Chirality Transition Rate

Question

The mass term of a fermion mixes the left- and right-handed chiral states, and in the limit that the mass goes to zero, the chiralities no longer mix at all and can be treated independently.

$$\begin{equation} \mathcal{L} = \begin{pmatrix}\overline \psi_R & \overline \psi_L \end{pmatrix} \begin{pmatrix} -m & i \sigma^\mu \partial_\mu \\ i \overline \sigma^\mu \partial_\mu & -m \end{pmatrix} \begin{pmatrix} \psi_L \\ \psi_R \end{pmatrix} \end{equation}$$

What I wish to consider is density of the chiral asymmetry, $n_5 := n_R - n_L$.  This quantity should be well defined in the massless limit as the left- and right-handed components are independent; however, I'm wondering whether one can define this if a mass term does exist.

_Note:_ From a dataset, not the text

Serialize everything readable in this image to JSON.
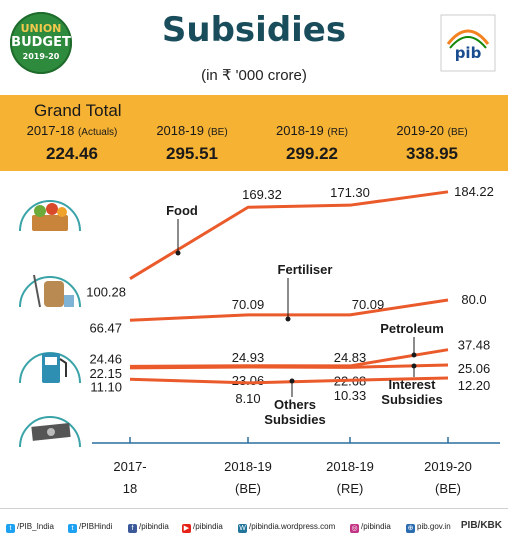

If it can be defined, then how does this asymmetry evolve in time?  Specifically, I wish to compute

$$\begin{equation}\frac{dn_5}{dt}\end{equation}$$

in the context of cosmology.  I would naively expect that when $T \gg m$, then $\dot n_5 \to 0$ as the fermions are effectively massless compared to their energies, but I do not know how to compute this rate, nor was I able to find much literature on this.

So in all:

1. Is it valid to consider this chiral asymmetry density for a massive fermion?  And if so,
2. How does this chiral asymmetry density evolve in the context of cosmology?